MP’s swift response to 60 Minutes report
Scott Morrison's own words have come back to haunt him after a 60 Minutes investigation into branch stacking sparked a probe of one of his own Liberal Party frontbenchers.
As the Prime Minister marks the second anniversary of his ascension as Prime Minister, one of the lieutenants who pushed for the leadership ballot and backed Peter Dutton is embroiled in fresh controversy.
The Assistant Minister for Treasury Michael Sukkar has confirmed this morning that he has asked for an investigation into his own office after claims of branch-stacking emerged.
Mr Sukkar was caught on tape in secret recording plotting with a controversial Victorian powerbroker Michael Bastiaan in the program.
"I completely reject the allegations made in tonight's episode of 60 Minutes aired on the Nine Network,'' Mr Sukkar said on Monday.
"I have never authorised taxpayer funded staff to undertake party political activity outside of these policies and guidelines when they are being paid to serve the constituents of the Deakin electorate.
"In the interests of transparency and to remove any doubt, I have asked the Secretary of the Department of Finance to undertake an independent review of the staffing arrangements in the Deakin Electorate Office since my election in 2013."
Last night, Mr Morrison issued a brief statement about the investigation into his own Party on Sunday night: "This is an organisational matter for the Victorian Division of the Party."
But just weeks ago, Mr Morrison declared the Labor Party "are absolutely at war" after 60 Minutes uncovered what it described as "industrial scale" branch stacking.
In the fallout, Victorian Labor figure and right faction warlord Adem Somyurek was sacked and expelled from the party.
"Anthony Albanese has been totally burned by this scandal," Mr Morrison told Ben Fordham.
"We're fighting for jobs, they're fighting each other.
"Anthony Albanese is leading a party in absolute chaos and disarray."
But a new 60 Minutes investigation has accused Victorian Liberal MPs of plotting to remove sitting MPs and being involved in a branch-stacking operation.
The report from 60 Minutes claims Victorian Liberal MP Marcus Bastiaan and federal MP Michael Sukkar discussed using their influence to remove numerous sitting federal MPs.
Mr Sukkar is the Member for Deakin and the federal Assistant Treasurer and Minister for Housing.
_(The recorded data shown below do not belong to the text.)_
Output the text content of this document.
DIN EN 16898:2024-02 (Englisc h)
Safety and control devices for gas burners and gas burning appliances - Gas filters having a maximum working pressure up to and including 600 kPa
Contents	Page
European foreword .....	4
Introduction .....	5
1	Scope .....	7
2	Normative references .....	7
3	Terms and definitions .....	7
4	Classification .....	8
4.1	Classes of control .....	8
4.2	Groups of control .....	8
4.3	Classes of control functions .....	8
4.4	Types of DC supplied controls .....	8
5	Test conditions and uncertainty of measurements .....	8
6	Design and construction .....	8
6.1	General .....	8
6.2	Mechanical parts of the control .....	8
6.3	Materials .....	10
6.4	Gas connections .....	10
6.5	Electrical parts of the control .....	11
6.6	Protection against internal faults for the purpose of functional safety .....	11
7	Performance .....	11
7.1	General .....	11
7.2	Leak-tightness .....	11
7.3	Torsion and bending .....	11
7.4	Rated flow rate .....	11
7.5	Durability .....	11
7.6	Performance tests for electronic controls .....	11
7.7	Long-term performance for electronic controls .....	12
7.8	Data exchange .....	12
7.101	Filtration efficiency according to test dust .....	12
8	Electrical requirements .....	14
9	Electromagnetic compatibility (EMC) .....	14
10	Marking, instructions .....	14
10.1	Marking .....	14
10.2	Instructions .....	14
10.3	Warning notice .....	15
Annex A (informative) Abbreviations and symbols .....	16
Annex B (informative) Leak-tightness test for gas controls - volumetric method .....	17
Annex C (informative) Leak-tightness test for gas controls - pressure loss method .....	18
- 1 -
Mr Bastiaan is a Liberal backroom powerbroker.
In secret voice recordings, social media communications and other leaked documents gathered during the investigation by 60 Minutes, the Sydney Morning Herald and The Age, the pair allegedly discussed removing different MPs up to 2020.
Mr Sukkar was recorded plotting to remove four state MPs and Mr Bastiaan was caught discussing removing six Liberal federal MPs.
Mr Sukkar denied being involved in branch stacking to the SMH, and Mr Bastiaan said he didn't breach the Liberal Party's constitution.
However in 2018 Mr Bastiaan was allegedly recorded in a phone call suggesting the party change its constitution.
"So why wouldn't we just change the (party) constitution, which is our plan, and open up preselections for 2020 when we've got the numbers all eligible.
"(When) we're locked in, we're institutionalised, we've got our members in the upper house, we've got a state director around our finger."
Materials leaked to the investigation by Liberal insiders include a memo from Mr Bastiaan, which sets out a plan to build a Bastiaan-Sukkar faction inside MP Kevin Andrews' office.
Mr Sukkar had responded to the memo saying "good summary," the SMH claimed.
The plan included giving taxpayer-funded jobs inside Mr Andrews' office to loyalists of Mr Bastiaan as electoral operatives, who would recruit more faction members once inside.
Mr Sukkar's brother was employed in the office in 2017. Stephanie Bastiaan, Marcus Bastiaan's wife, was also employed as an electoral officer in Mr Andrews office. She also worked for Mr Sukkar. Texts gathered by 60 Minutes show she agitated for the sacking of a fellow worker for doing their "electoral" work, saying they "don't need non-factional people" in the office.
The investigation suggested Mr Sukkar was not actively involved in branch stacking but said he may have benefited from it.
However one conversation exposed by the report appeared to show Mr Sukkar plotting to "get rid" of upper house members after they upset conservative Liberals by supporting a euthanasia bill.
"My view is there is four people in the upper house on our side who have broken faith: Simon Ramsay, Bruce Atkinson, Mary Wooldridge, Ed O'Donohue," Mr Sukkar said.
"I think we can get rid of Simon Ramsay. We can potentially get rid of Bruce Atkinson, that's harder, but we can - it is still in the mix. So that is two out of the four gone."